On Fri, Jun 22, 2001 at 03:03:27PM -0500, pete at more.net
wrote:> Hello,
>
> I'm running several Sparcs with Solaris 2.7 on them. They all have
> Openssh 2.9 installed, and all work fine. Except one. Every once in a
> while I get this:
>
> "Disconnecting: Corrupted check bytes on input."
>
> When I truss or I am at the console I get this:
>
> "rsa_private_decrypt() failed"
>
> I've tried reinstalling with OpenSSH 2.5, 2.9 and the commercial
> versions. I get these errors from Linux and x86 Solaris boxes too in
> random intervals. It's just this one box.
>
> Obviously it seems like a lib is screwed up. All of my boxes are at the
> same patch level. I've also installed new OpenSSL and zlib's.
I've seen
> different requests at the OpenSSH site's mailing list archives for a
fix,
> and I haven't found any that work.
>
> I've generated several sets of keys, and replaced all the configs with
> one's known to work fine everywhere else. Any clues or suggestions
> would be greatly appreciated.
I had this problem on SSH 1.2.27, and it turned out to be a limited to the
Sun compiler; compiling with gcc fixed the problem.
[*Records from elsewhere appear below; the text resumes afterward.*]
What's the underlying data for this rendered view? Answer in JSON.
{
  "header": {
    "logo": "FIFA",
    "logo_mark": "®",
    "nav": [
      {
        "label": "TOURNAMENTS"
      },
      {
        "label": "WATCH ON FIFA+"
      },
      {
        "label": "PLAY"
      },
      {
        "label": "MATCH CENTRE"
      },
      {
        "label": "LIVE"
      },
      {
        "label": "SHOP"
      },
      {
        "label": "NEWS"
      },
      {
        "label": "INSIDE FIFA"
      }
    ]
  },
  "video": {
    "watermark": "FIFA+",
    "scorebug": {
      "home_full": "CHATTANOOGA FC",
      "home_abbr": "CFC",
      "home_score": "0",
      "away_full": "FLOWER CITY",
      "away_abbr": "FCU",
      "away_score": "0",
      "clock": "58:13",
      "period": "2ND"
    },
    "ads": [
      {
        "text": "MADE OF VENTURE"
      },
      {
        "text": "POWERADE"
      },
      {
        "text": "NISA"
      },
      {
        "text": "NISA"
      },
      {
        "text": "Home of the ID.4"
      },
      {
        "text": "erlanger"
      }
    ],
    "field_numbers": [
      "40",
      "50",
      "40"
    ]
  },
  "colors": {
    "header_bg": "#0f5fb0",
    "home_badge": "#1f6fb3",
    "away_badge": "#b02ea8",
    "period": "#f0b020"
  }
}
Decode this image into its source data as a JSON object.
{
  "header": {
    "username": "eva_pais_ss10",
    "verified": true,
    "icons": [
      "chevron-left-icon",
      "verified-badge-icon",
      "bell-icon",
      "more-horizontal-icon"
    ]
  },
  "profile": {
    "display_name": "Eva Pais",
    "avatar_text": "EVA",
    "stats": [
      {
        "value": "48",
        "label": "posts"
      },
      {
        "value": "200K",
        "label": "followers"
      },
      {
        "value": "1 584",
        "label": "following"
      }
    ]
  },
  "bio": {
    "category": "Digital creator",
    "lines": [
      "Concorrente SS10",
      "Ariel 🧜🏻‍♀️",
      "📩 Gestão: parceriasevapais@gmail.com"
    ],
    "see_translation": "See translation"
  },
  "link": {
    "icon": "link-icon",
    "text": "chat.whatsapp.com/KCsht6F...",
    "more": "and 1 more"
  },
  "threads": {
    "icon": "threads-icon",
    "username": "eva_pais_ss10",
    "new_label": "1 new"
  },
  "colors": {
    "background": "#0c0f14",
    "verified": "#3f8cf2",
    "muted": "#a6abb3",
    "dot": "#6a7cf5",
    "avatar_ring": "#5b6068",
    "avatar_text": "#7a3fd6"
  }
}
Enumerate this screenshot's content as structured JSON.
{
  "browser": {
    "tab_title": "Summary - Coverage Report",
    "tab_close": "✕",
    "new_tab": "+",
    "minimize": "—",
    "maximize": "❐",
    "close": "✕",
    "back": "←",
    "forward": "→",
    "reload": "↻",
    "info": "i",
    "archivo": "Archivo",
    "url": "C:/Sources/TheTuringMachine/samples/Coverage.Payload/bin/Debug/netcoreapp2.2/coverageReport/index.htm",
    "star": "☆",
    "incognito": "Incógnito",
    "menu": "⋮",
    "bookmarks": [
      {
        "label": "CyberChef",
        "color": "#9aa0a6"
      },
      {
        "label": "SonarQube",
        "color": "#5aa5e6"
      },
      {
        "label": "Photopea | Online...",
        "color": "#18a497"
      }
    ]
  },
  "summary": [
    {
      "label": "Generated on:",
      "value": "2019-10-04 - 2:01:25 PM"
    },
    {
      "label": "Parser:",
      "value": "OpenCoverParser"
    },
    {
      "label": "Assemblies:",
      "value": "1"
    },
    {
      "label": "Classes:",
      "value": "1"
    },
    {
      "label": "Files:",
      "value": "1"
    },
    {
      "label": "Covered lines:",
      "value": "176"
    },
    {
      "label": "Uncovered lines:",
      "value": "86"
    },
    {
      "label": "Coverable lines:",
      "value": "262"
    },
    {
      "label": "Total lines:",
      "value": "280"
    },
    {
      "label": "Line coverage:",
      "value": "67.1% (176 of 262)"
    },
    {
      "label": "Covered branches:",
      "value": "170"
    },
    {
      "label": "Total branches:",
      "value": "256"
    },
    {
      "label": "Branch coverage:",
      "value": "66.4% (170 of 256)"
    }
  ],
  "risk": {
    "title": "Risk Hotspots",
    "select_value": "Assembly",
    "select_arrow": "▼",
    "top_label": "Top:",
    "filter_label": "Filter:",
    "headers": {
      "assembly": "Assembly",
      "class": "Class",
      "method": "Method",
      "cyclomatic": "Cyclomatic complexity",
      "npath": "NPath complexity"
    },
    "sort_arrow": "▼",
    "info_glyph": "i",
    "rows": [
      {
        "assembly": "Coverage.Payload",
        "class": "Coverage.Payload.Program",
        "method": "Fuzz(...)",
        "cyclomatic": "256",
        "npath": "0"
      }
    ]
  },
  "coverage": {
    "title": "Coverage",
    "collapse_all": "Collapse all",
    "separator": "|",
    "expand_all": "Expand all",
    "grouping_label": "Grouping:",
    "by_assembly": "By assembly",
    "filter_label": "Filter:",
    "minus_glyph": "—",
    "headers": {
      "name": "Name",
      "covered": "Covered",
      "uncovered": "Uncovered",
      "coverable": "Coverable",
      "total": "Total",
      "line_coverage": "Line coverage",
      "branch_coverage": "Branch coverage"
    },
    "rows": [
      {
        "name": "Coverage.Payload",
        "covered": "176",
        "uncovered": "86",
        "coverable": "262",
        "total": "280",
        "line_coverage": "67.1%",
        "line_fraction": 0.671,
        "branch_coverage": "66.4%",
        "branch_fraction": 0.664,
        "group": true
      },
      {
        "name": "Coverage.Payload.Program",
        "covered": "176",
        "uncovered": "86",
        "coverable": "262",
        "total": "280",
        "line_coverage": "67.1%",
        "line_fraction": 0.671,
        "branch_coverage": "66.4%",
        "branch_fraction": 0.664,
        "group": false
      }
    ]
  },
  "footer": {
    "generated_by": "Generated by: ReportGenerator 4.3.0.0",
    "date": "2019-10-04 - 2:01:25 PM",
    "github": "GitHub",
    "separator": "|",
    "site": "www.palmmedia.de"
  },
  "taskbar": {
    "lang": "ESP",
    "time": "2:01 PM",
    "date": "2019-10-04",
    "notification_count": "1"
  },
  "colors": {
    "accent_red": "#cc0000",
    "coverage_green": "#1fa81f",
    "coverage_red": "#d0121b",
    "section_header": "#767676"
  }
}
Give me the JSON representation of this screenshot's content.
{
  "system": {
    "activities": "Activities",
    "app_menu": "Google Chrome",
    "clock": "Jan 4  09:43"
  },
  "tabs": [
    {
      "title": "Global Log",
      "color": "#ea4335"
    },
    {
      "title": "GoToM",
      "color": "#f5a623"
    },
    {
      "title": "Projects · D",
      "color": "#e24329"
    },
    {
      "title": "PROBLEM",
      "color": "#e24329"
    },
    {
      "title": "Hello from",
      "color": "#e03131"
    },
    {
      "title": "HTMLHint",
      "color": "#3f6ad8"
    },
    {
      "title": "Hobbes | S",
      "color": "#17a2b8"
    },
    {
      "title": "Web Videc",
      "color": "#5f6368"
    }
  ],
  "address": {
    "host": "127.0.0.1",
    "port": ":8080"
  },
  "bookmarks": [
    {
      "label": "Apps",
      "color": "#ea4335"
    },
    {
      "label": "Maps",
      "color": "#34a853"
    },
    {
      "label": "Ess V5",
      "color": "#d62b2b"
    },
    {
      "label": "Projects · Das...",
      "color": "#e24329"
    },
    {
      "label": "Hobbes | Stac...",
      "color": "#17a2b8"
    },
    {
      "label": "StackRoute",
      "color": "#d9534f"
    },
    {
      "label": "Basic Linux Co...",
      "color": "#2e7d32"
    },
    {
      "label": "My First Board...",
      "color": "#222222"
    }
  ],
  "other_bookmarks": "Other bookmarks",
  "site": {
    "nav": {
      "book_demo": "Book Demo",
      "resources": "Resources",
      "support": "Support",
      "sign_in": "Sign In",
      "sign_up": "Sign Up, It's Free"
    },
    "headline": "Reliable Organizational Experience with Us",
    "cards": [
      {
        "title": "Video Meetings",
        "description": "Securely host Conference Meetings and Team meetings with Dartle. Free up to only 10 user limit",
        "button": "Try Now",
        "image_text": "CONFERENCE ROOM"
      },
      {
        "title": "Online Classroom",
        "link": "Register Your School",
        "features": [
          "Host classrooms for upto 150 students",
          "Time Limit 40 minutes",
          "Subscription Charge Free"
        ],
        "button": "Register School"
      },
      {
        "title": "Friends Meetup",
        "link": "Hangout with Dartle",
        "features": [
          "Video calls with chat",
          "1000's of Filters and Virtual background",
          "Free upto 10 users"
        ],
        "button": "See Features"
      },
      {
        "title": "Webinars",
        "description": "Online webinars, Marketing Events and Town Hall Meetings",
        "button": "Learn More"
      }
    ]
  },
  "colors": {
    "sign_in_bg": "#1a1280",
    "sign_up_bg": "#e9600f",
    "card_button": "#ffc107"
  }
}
I too had it happening on only one machine, and only about 25% of the time;
machines with identical hardware and software did not fail. I narrowed
down the problem to the section of code that calculates MD5 checksums; some
percentage of the time it simply calculated an incorrect value. I found
that if I recompiled with gcc, the problem went away. I tried Sun compiler
versions SC3.0.1, SC4.0, and SC4.2 and they all had the problem. My theory
is that there is some processor register that is not being saved by the Sun
compiler which sometimes got clobbered by a context switch or swap, and it
only happened on the one machine because it was more heavily loaded.
- Dave Dykstra